Suikerspinsels

Suikerspinsels

Waar ik soms echt kan staan voor wat ik wil, vind of doe, zo kan ik soms ook onzeker worden en dichtklappen. Het gekke is dat dat laatste vooral voorkomt als het betrekking heeft op mijn ziekte. Misschien is het wel omdat ik wat dat betreft wel eens het gevoel heb dat ik onder een vergrootglas lig. Zoals een corpulente meneer die met smaak een donut eet terwijl hij de supermarkt uitloopt. Of de bijstandsmoeder die met haar kinderen regelmatig een frietje eet in de sportkantine.

Neem nu het suikervrij eten. Een advies van een voedingsdeskundige, een nog niet wetenschappelijk bewezen effect, een hype, geitenwollensokken, etc. Ik heb de keus gemaakt en ben er serieus mee bezig. Niet altijd handig of leuk. Maar ik wil het zo. Wat kan zorgen voor ongemakkelijke situaties. Neem nou bezoekjes en verjaardagen. De een heeft een halve vriezer vol met suikervrijgebak van de bakker. Draaien hun hand er niet voor om. De ander biedt mij zonder blikken of blozen gewone taart aan. Of met veel bombarie een suikervrije variant. Weer een ander stottert bijna ‘sorry, ik heb niks.’ Of geeft toe niet te weten wat ze moesten doen. En een ander zegt lachend even snel iets suikervrij te willen bakken maar afhaakte bij de dadels. Weer anderen hebben suikervrije chocolaatjes van de bakker. Het maakt me niet uit. Nou ja, ik waardeer de moeite wel. Maar ik vind alles goed. Behalve suikervrije koeken uit de supermarkt overigens, dat is weer een ander verhaal. Ondertussen neem ik vaak zelf wat mee. Want op een verjaardag vind ik het toch wel feestelijk om ook wat lekkers te hebben. Ook dat kan weer ongemakkelijk zijn, vul zelf maar in. 
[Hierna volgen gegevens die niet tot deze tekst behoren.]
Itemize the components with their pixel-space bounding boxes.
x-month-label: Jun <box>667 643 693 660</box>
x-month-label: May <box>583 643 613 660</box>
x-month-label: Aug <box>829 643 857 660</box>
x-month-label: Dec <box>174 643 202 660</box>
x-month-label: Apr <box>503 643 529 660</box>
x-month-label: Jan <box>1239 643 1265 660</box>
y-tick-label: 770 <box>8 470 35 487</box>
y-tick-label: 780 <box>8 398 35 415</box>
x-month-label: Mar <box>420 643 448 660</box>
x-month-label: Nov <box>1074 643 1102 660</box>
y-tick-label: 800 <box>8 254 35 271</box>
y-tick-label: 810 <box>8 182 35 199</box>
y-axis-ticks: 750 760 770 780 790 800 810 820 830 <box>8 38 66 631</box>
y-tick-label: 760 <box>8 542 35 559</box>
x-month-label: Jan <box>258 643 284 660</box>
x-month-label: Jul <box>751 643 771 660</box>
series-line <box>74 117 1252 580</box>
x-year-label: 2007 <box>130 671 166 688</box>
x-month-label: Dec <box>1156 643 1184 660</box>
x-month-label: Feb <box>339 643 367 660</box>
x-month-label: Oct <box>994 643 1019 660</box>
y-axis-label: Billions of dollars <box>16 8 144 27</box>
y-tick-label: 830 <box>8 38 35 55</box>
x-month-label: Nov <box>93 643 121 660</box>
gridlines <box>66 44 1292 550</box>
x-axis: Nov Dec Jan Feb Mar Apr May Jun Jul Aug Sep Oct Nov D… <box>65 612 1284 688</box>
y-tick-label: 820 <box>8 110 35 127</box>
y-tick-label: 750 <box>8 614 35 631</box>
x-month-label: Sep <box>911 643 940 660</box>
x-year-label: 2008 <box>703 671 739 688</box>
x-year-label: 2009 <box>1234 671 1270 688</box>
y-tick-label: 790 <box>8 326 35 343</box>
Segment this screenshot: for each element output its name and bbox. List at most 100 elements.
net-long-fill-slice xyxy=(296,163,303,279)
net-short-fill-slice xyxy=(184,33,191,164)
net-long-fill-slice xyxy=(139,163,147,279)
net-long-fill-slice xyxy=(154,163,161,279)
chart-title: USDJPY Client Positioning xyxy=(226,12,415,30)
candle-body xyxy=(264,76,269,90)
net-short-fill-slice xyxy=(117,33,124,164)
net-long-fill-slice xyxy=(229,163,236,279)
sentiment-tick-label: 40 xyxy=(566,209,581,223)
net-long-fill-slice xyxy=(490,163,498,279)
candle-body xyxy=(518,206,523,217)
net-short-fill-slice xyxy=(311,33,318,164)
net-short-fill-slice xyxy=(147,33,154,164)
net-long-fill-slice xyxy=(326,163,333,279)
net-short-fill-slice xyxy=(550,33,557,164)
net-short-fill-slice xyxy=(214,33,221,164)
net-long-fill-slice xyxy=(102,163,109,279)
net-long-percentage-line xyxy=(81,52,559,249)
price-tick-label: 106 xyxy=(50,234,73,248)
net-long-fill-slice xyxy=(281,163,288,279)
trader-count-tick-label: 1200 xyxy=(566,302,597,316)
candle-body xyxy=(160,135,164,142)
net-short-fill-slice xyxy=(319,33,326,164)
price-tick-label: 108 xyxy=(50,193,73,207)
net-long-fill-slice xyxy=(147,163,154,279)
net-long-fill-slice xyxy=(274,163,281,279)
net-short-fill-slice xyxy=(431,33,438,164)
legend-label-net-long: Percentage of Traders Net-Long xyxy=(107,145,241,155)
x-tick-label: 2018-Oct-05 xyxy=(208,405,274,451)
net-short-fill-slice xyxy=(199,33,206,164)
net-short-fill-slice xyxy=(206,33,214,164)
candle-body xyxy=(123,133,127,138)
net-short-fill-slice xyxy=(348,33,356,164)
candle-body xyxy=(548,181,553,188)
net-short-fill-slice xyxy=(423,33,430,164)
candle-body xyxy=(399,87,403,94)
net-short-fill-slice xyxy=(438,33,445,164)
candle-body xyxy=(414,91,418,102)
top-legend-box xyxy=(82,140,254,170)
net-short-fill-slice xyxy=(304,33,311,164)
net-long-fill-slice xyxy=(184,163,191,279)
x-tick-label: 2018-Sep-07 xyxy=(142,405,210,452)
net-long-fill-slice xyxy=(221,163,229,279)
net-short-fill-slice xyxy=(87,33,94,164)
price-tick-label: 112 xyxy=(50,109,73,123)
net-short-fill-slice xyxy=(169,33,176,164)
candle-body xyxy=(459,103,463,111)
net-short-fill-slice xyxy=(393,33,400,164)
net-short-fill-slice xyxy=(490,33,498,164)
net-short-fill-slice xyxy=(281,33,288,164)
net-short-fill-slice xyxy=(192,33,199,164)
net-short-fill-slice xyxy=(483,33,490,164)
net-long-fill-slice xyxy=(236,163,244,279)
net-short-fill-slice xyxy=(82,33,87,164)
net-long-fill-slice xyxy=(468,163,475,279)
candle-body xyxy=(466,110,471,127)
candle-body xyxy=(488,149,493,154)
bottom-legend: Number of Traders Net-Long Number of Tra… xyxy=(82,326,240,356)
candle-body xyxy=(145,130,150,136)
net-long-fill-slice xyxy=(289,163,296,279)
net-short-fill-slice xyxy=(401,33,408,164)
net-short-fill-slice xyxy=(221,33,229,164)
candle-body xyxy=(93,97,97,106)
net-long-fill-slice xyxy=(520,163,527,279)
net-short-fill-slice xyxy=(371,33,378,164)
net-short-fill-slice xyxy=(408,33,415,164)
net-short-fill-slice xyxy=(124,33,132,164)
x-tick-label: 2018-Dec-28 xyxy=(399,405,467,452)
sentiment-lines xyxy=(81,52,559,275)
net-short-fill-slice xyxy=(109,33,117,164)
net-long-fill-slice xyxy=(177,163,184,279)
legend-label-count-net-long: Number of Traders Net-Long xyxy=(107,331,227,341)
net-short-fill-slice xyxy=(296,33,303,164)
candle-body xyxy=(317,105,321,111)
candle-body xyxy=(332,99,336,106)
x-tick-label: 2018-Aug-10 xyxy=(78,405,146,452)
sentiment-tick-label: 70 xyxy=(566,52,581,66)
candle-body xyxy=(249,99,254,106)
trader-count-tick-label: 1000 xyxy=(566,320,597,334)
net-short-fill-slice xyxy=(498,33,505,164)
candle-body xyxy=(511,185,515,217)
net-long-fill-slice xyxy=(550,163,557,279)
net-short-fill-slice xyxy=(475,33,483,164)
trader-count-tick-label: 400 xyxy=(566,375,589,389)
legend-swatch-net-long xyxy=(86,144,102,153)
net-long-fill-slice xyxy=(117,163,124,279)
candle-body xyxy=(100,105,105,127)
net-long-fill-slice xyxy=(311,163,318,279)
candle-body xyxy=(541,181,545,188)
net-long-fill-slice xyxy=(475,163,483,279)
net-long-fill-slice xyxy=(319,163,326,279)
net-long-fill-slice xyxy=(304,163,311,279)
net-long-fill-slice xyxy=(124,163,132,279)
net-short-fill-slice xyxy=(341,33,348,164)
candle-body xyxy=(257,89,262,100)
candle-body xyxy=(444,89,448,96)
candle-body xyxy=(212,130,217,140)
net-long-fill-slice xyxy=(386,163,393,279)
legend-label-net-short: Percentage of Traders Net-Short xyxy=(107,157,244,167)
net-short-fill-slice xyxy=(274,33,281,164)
Het lastigste vind ik echter buiten de deur eten. Ik informeer het restaurant van te voren dat ik suikervrij eet en over het algemeen is het geen probleem. Zeggen ze. Maar toch moet ik er altijd weer over doorvragen. Laatsts was ik uit eten en ook daar was het geen probleem. De serveerster kwam echter terug na het opnemen van de bestelling. Mijn gerecht werd aangemaakt met een suikerhoudende saus. En toen viel er een stilte. Ik wachte tot ze meer zou zeggen maar dat deed ze niet. Black-out van mijn kant. Of het niet weggelaten kon worden, vroeg ik nog wel. Nee. O. ‘Zit er veel van in?’ kwam er uit mijn mond. Als het moeilijk wordt wil ik nog wel eens toegeven. ‘Nee, hoor, maar een beetje’, zei de serveerster. ‘Doe dan maar’, zei ik. ‘Ja?’, zei ze, ‘gebeurt er dan niks geks ofzo?’ Tja, en toen wist ik waar die onzekerheid vandaan komt. Ik wil geen aandacht vragen. Al helemaal niet wat betreft eten. Ik wil gewoon meedoen. Niet gezien worden als zeur. Geen verantwoording hoeven af te leggen. Niet opvallen. Dat is een karaktertrek en nu gewoon extra lastig. Met mijn opblaaskussen in mijn rug. Mijn eigen klapstoel meenemen. De scootmobiel, krukken én geen suiker.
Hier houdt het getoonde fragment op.